Jika sudah ada tanda bahaya yang dialami, orang perlu segera mengambil tindakan, salah satunya dengan melakukan kegiatan fisik, seperti olahraga. Selain itu bisa juga melakukan aktivitas merajut untuk mengurangi stres. Dukungan antarteman untuk saling menguatkan pun amat diperlukan.
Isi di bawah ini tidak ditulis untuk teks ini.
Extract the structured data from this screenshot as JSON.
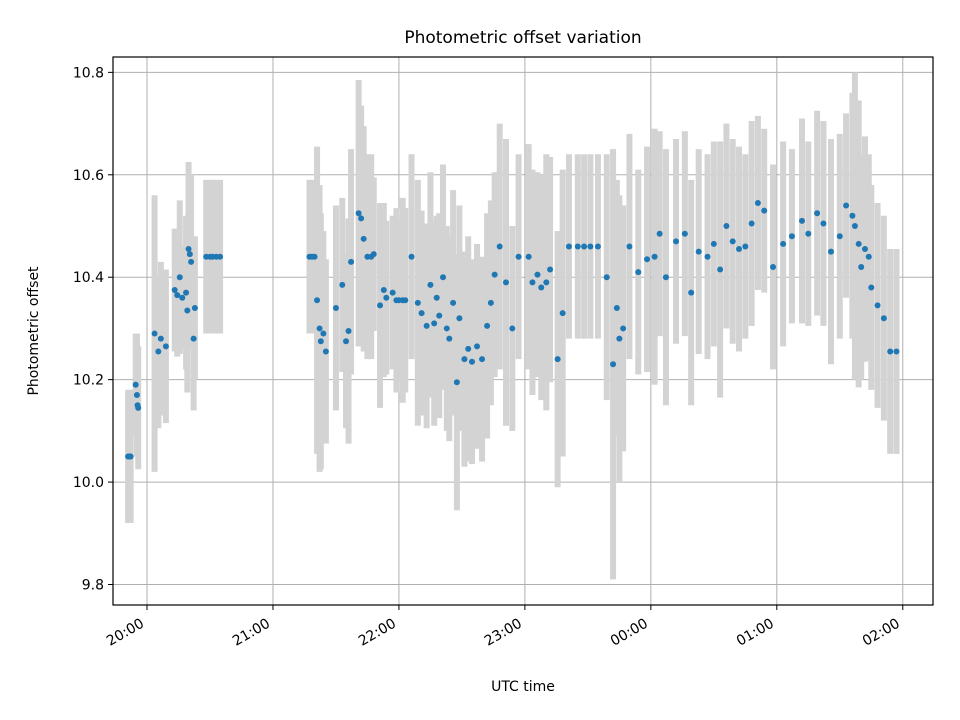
{
  "chart_data": {
    "type": "scatter",
    "title": "Photometric offset variation",
    "xlabel": "UTC time",
    "ylabel": "Photometric offset",
    "x_ticks": [
      "20:00",
      "21:00",
      "22:00",
      "23:00",
      "00:00",
      "01:00",
      "02:00"
    ],
    "y_ticks": [
      "9.8",
      "10.0",
      "10.2",
      "10.4",
      "10.6",
      "10.8"
    ],
    "xlim_hours": [
      19.73,
      26.24
    ],
    "ylim": [
      9.76,
      10.83
    ],
    "grid": true,
    "colors": {
      "point": "#1f77b4",
      "errorbar": "#d3d3d3"
    },
    "series": [
      {
        "x_hours": [
          19.85,
          19.86,
          19.87,
          19.91,
          19.92,
          19.925,
          19.93,
          20.06,
          20.09,
          20.11,
          20.15,
          20.22,
          20.24,
          20.26,
          20.28,
          20.31,
          20.32,
          20.33,
          20.34,
          20.35,
          20.37,
          20.38,
          20.47,
          20.5,
          20.52,
          20.55,
          20.58,
          21.29,
          21.31,
          21.33,
          21.35,
          21.37,
          21.38,
          21.4,
          21.42,
          21.5,
          21.55,
          21.58,
          21.6,
          21.62,
          21.68,
          21.7,
          21.72,
          21.75,
          21.78,
          21.8,
          21.85,
          21.88,
          21.9,
          21.95,
          21.98,
          22.0,
          22.03,
          22.05,
          22.1,
          22.15,
          22.18,
          22.22,
          22.25,
          22.28,
          22.3,
          22.32,
          22.35,
          22.38,
          22.4,
          22.43,
          22.46,
          22.48,
          22.52,
          22.55,
          22.58,
          22.62,
          22.66,
          22.7,
          22.73,
          22.76,
          22.8,
          22.85,
          22.9,
          22.95,
          23.03,
          23.06,
          23.1,
          23.13,
          23.17,
          23.2,
          23.26,
          23.3,
          23.35,
          23.42,
          23.47,
          23.52,
          23.58,
          23.65,
          23.7,
          23.73,
          23.75,
          23.78,
          23.83,
          23.9,
          23.97,
          24.03,
          24.07,
          24.12,
          24.2,
          24.27,
          24.32,
          24.38,
          24.45,
          24.5,
          24.55,
          24.6,
          24.65,
          24.7,
          24.75,
          24.8,
          24.85,
          24.9,
          24.97,
          25.05,
          25.12,
          25.2,
          25.25,
          25.32,
          25.37,
          25.43,
          25.5,
          25.55,
          25.6,
          25.62,
          25.65,
          25.67,
          25.7,
          25.73,
          25.75,
          25.8,
          25.85,
          25.9,
          25.95
        ],
        "y": [
          10.05,
          10.05,
          10.05,
          10.19,
          10.17,
          10.15,
          10.145,
          10.29,
          10.255,
          10.28,
          10.265,
          10.375,
          10.365,
          10.4,
          10.36,
          10.37,
          10.335,
          10.455,
          10.445,
          10.43,
          10.28,
          10.34,
          10.44,
          10.44,
          10.44,
          10.44,
          10.44,
          10.44,
          10.44,
          10.44,
          10.355,
          10.3,
          10.275,
          10.29,
          10.255,
          10.34,
          10.385,
          10.275,
          10.295,
          10.43,
          10.525,
          10.515,
          10.475,
          10.44,
          10.44,
          10.445,
          10.345,
          10.375,
          10.36,
          10.37,
          10.355,
          10.355,
          10.355,
          10.355,
          10.44,
          10.35,
          10.33,
          10.305,
          10.385,
          10.31,
          10.36,
          10.325,
          10.4,
          10.3,
          10.28,
          10.35,
          10.195,
          10.32,
          10.24,
          10.26,
          10.235,
          10.265,
          10.24,
          10.305,
          10.35,
          10.405,
          10.46,
          10.39,
          10.3,
          10.44,
          10.44,
          10.39,
          10.405,
          10.38,
          10.39,
          10.415,
          10.24,
          10.33,
          10.46,
          10.46,
          10.46,
          10.46,
          10.46,
          10.4,
          10.23,
          10.34,
          10.28,
          10.3,
          10.46,
          10.41,
          10.435,
          10.44,
          10.485,
          10.4,
          10.47,
          10.485,
          10.37,
          10.45,
          10.44,
          10.465,
          10.415,
          10.5,
          10.47,
          10.455,
          10.46,
          10.505,
          10.545,
          10.53,
          10.42,
          10.465,
          10.48,
          10.51,
          10.485,
          10.525,
          10.505,
          10.45,
          10.48,
          10.54,
          10.52,
          10.5,
          10.465,
          10.42,
          10.455,
          10.44,
          10.38,
          10.345,
          10.32,
          10.255,
          10.255
        ],
        "err": [
          0.13,
          0.13,
          0.13,
          0.1,
          0.12,
          0.1,
          0.12,
          0.27,
          0.15,
          0.15,
          0.15,
          0.12,
          0.12,
          0.15,
          0.1,
          0.15,
          0.16,
          0.17,
          0.15,
          0.17,
          0.14,
          0.14,
          0.15,
          0.15,
          0.15,
          0.15,
          0.15,
          0.15,
          0.15,
          0.15,
          0.3,
          0.28,
          0.25,
          0.2,
          0.18,
          0.2,
          0.17,
          0.17,
          0.22,
          0.22,
          0.26,
          0.22,
          0.22,
          0.2,
          0.2,
          0.15,
          0.2,
          0.17,
          0.15,
          0.15,
          0.18,
          0.16,
          0.2,
          0.18,
          0.2,
          0.24,
          0.2,
          0.2,
          0.22,
          0.2,
          0.16,
          0.2,
          0.22,
          0.2,
          0.2,
          0.22,
          0.25,
          0.22,
          0.21,
          0.22,
          0.2,
          0.2,
          0.2,
          0.22,
          0.2,
          0.2,
          0.24,
          0.28,
          0.2,
          0.2,
          0.22,
          0.22,
          0.2,
          0.22,
          0.25,
          0.22,
          0.25,
          0.28,
          0.18,
          0.18,
          0.18,
          0.18,
          0.18,
          0.24,
          0.42,
          0.25,
          0.28,
          0.24,
          0.22,
          0.2,
          0.22,
          0.25,
          0.2,
          0.25,
          0.2,
          0.2,
          0.22,
          0.2,
          0.2,
          0.2,
          0.25,
          0.2,
          0.2,
          0.2,
          0.18,
          0.2,
          0.17,
          0.16,
          0.2,
          0.2,
          0.17,
          0.2,
          0.18,
          0.2,
          0.2,
          0.22,
          0.2,
          0.18,
          0.24,
          0.3,
          0.28,
          0.22,
          0.22,
          0.2,
          0.2,
          0.2,
          0.2,
          0.2,
          0.2
        ]
      }
    ]
  }
}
”Resiliensi tidak hanya berperan pada konteks pandemi, tetapi juga bisa berperan pada berbagai konteks. Pemaknaan dan pengalaman yang membangkitkan emosi positif perlu ditingkatkan agar resiliensi pun meningkat. Ini penting agar kita dapat menghadapi segala tantangan dengan cara yang positif,” kata Bagus.
Pengajar dan peneliti Fakultas Psikologi Universitas Indonesia, Retno Pudjiati, menambahkan, resiliensi seseorang terbentuk secara dinamis dan multisistem. Jika secara individu seseorang memiliki resiliensi yang rendah, bisa saja tingkat resiliensinya meningkat ketika berada di tengah kelompok di dalam keluarga.
Ia berpendapat, resiliensi ini bisa dikembangkan dengan cara mengenal karakteristik dan kekuatan diri sendiri. Seseorang juga harus tahu apa yang dimiliki, seperti kekuatan eksternal atau hubungan jejaring yang dimiliki. Dengan begitu, ia pun dapat meningkatkan resiliensinya serta meningkatkan kapasitasnya dalam menghadapi suatu kondisi.